Femme libre avant son temps, en 1897, à 36 ans, elle rencontre Rainer Maria Rilke, qui a quatorze ans de moins qu'elle et qui ne se remettra pas non plus de leur rencontre.
On a facilement classé Lou Andreas-Salomé dans la catégorie des "égéries" parce qu'elle a rencontré les esprits les plus remarquables de son temps, sans voir qu'elle traitait avec eux d'égal à égal.
...C'est la rencontre avec Sigmund Freud, en 1911, durant les années de naissance de la psychanalyse, qui sont les plus marquantes. Lou Andreas-Salomé devient l’amie de la fille chérie du psychanalyste, Anna Freud..." (WP)


Quand je disais que Lou donnerait du fil à retordre à Michel Onfray je ne m’étais pourtant pas encore vraiment replongée dans ces textes qui demanderaient à être plus explicites ici.
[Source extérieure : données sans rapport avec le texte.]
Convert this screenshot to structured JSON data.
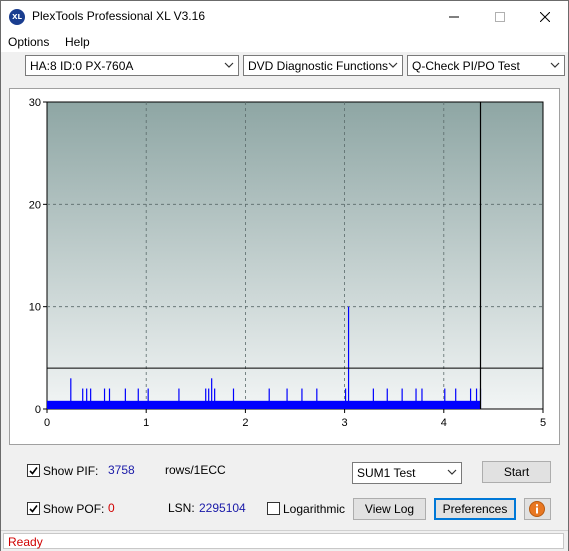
{
  "window": {
    "title": "PlexTools Professional XL V3.16",
    "app_icon_text": "XL"
  },
  "menu": {
    "options": "Options",
    "help": "Help"
  },
  "toolbar": {
    "drive": "HA:8 ID:0  PX-760A",
    "function": "DVD Diagnostic Functions",
    "test": "Q-Check PI/PO Test"
  },
  "chart_data": {
    "type": "bar",
    "x_ticks": [
      "0",
      "1",
      "2",
      "3",
      "4",
      "5"
    ],
    "y_ticks": [
      "0",
      "10",
      "20",
      "30"
    ],
    "xlim": [
      0,
      5
    ],
    "ylim": [
      0,
      30
    ],
    "grid": true,
    "threshold": 4,
    "data_end_x": 4.37,
    "baseline": 0.8,
    "spikes": [
      {
        "x": 0.24,
        "y": 3
      },
      {
        "x": 0.36,
        "y": 2
      },
      {
        "x": 0.4,
        "y": 2
      },
      {
        "x": 0.44,
        "y": 2
      },
      {
        "x": 0.58,
        "y": 2
      },
      {
        "x": 0.63,
        "y": 2
      },
      {
        "x": 0.79,
        "y": 2
      },
      {
        "x": 0.92,
        "y": 2
      },
      {
        "x": 1.02,
        "y": 2
      },
      {
        "x": 1.33,
        "y": 2
      },
      {
        "x": 1.6,
        "y": 2
      },
      {
        "x": 1.63,
        "y": 2
      },
      {
        "x": 1.66,
        "y": 3
      },
      {
        "x": 1.69,
        "y": 2
      },
      {
        "x": 1.88,
        "y": 2
      },
      {
        "x": 2.24,
        "y": 2
      },
      {
        "x": 2.42,
        "y": 2
      },
      {
        "x": 2.57,
        "y": 2
      },
      {
        "x": 2.72,
        "y": 2
      },
      {
        "x": 3.01,
        "y": 2
      },
      {
        "x": 3.04,
        "y": 10
      },
      {
        "x": 3.29,
        "y": 2
      },
      {
        "x": 3.43,
        "y": 2
      },
      {
        "x": 3.58,
        "y": 2
      },
      {
        "x": 3.72,
        "y": 2
      },
      {
        "x": 3.78,
        "y": 2
      },
      {
        "x": 4.01,
        "y": 2
      },
      {
        "x": 4.12,
        "y": 2
      },
      {
        "x": 4.27,
        "y": 2
      },
      {
        "x": 4.33,
        "y": 2
      },
      {
        "x": 4.37,
        "y": 2
      }
    ],
    "colors": {
      "plot_top": "#8ea6a4",
      "plot_bottom": "#f2f5f5",
      "bars": "#0000ff",
      "grid": "#5a6a6a"
    }
  },
  "controls": {
    "show_pif_label": "Show PIF:",
    "pif_value": "3758",
    "pif_unit": "rows/1ECC",
    "show_pof_label": "Show POF:",
    "pof_value": "0",
    "lsn_label": "LSN:",
    "lsn_value": "2295104",
    "logarithmic_label": "Logarithmic",
    "sum_select": "SUM1 Test",
    "start_button": "Start",
    "view_log_button": "View Log",
    "preferences_button": "Preferences",
    "info_icon": "info-icon"
  },
  "status": {
    "text": "Ready"
  }
}
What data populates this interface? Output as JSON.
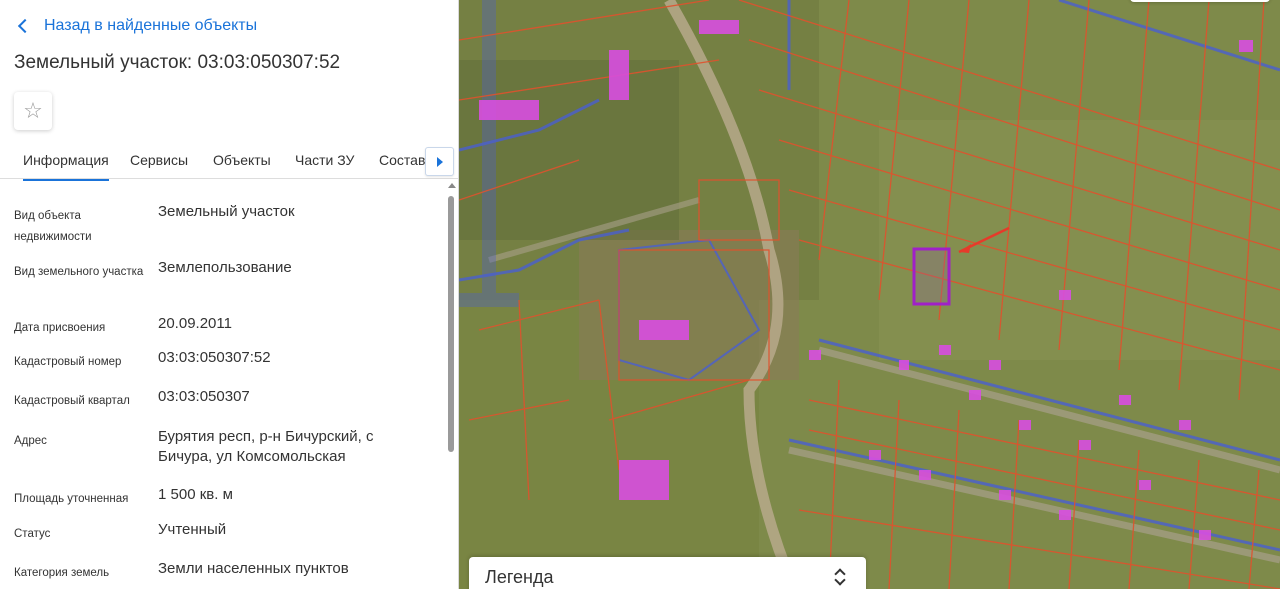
{
  "nav": {
    "back_label": "Назад в найденные объекты"
  },
  "object": {
    "title": "Земельный участок: 03:03:050307:52"
  },
  "favorite_icon": "star-outline-icon",
  "tabs": [
    {
      "label": "Информация",
      "active": true
    },
    {
      "label": "Сервисы",
      "active": false
    },
    {
      "label": "Объекты",
      "active": false
    },
    {
      "label": "Части ЗУ",
      "active": false
    },
    {
      "label": "Состав",
      "active": false
    }
  ],
  "details": [
    {
      "label": "Вид объекта недвижимости",
      "value": "Земельный участок"
    },
    {
      "label": "Вид земельного участка",
      "value": "Землепользование"
    },
    {
      "label": "Дата присвоения",
      "value": "20.09.2011"
    },
    {
      "label": "Кадастровый номер",
      "value": "03:03:050307:52"
    },
    {
      "label": "Кадастровый квартал",
      "value": "03:03:050307"
    },
    {
      "label": "Адрес",
      "value": "Бурятия респ, р-н Бичурский, с Бичура, ул Комсомольская"
    },
    {
      "label": "Площадь уточненная",
      "value": "1 500 кв. м"
    },
    {
      "label": "Статус",
      "value": "Учтенный"
    },
    {
      "label": "Категория земель",
      "value": "Земли населенных пунктов"
    }
  ],
  "map": {
    "legend_label": "Легенда",
    "colors": {
      "parcel_line": "#e0522d",
      "building": "#d84ee0",
      "selected": "#a020c8",
      "quarter_line": "#4a5fd0",
      "arrow": "#e63a2a",
      "ground": "#7e8a4a"
    }
  }
}
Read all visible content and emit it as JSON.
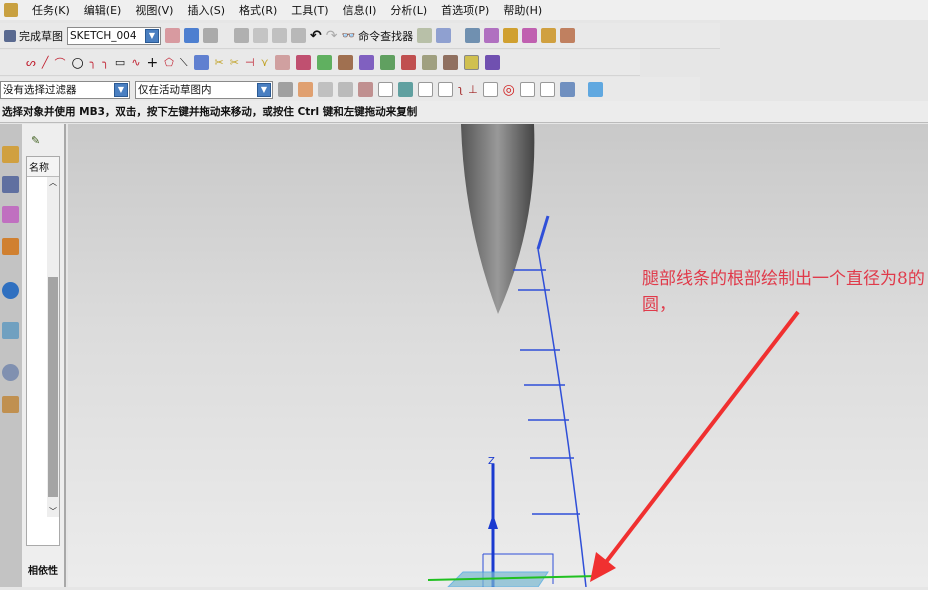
{
  "menu": [
    "任务(K)",
    "编辑(E)",
    "视图(V)",
    "插入(S)",
    "格式(R)",
    "工具(T)",
    "信息(I)",
    "分析(L)",
    "首选项(P)",
    "帮助(H)"
  ],
  "toolbar": {
    "finish_sketch": "完成草图",
    "sketch_name": "SKETCH_004",
    "command_finder": "命令查找器"
  },
  "filters": {
    "selection_filter": "没有选择过滤器",
    "scope": "仅在活动草图内"
  },
  "status": "选择对象并使用 MB3，双击，按下左键并拖动来移动，或按住 Ctrl 键和左键拖动来复制",
  "navigator": {
    "column_name": "名称",
    "dependencies": "相依性"
  },
  "annotation": "腿部线条的根部绘制出一个直径为8的圆，",
  "axis_label": "Z",
  "colors": {
    "annotation": "#e03a4a",
    "sketch_curve": "#2f4fd8",
    "arrow": "#f03030"
  }
}
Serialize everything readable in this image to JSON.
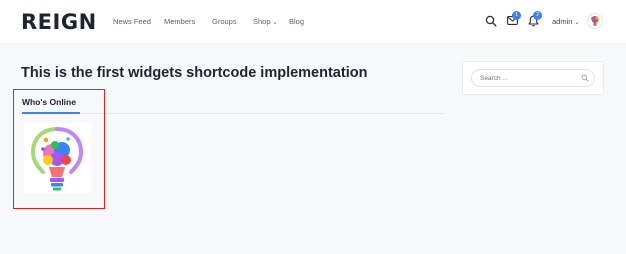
{
  "header": {
    "logo_text": "REIGN",
    "nav": [
      {
        "label": "News Feed",
        "has_dropdown": false
      },
      {
        "label": "Members",
        "has_dropdown": false
      },
      {
        "label": "Groups",
        "has_dropdown": false
      },
      {
        "label": "Shop",
        "has_dropdown": true
      },
      {
        "label": "Blog",
        "has_dropdown": false
      }
    ],
    "messages_count": "1",
    "notifications_count": "2",
    "user_name": "admin",
    "dropdown_glyph": "⌄",
    "icons": [
      "search-icon",
      "envelope-icon",
      "bell-icon",
      "chevron-down-icon",
      "avatar"
    ]
  },
  "main": {
    "title": "This is the first widgets shortcode implementation",
    "widget": {
      "title": "Who's Online",
      "members": [
        {
          "avatar": "colorful-lightbulb-avatar"
        }
      ]
    }
  },
  "sidebar": {
    "search_placeholder": "Search ...",
    "search_value": ""
  },
  "colors": {
    "accent": "#3b82f6",
    "highlight_border": "#e02424",
    "text_dark": "#1f2433",
    "nav_text": "#5b6170",
    "background": "#f7f8fa"
  }
}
Il faut pour cela lire l'ouvrage passionnant d'où j'ai tiré ces extraits :

Lou Andreas-Salomé, in Correspondance avec Sigmund Freud, suivie du Journal d'une année (1912-1913), éditions Gallimard, Connaissance de L'Inconscient, 1970.

J'apprends par hasard que le sinologue Jacques Dars est décédé; nouvelle adepte de La pensée chinoise je le note.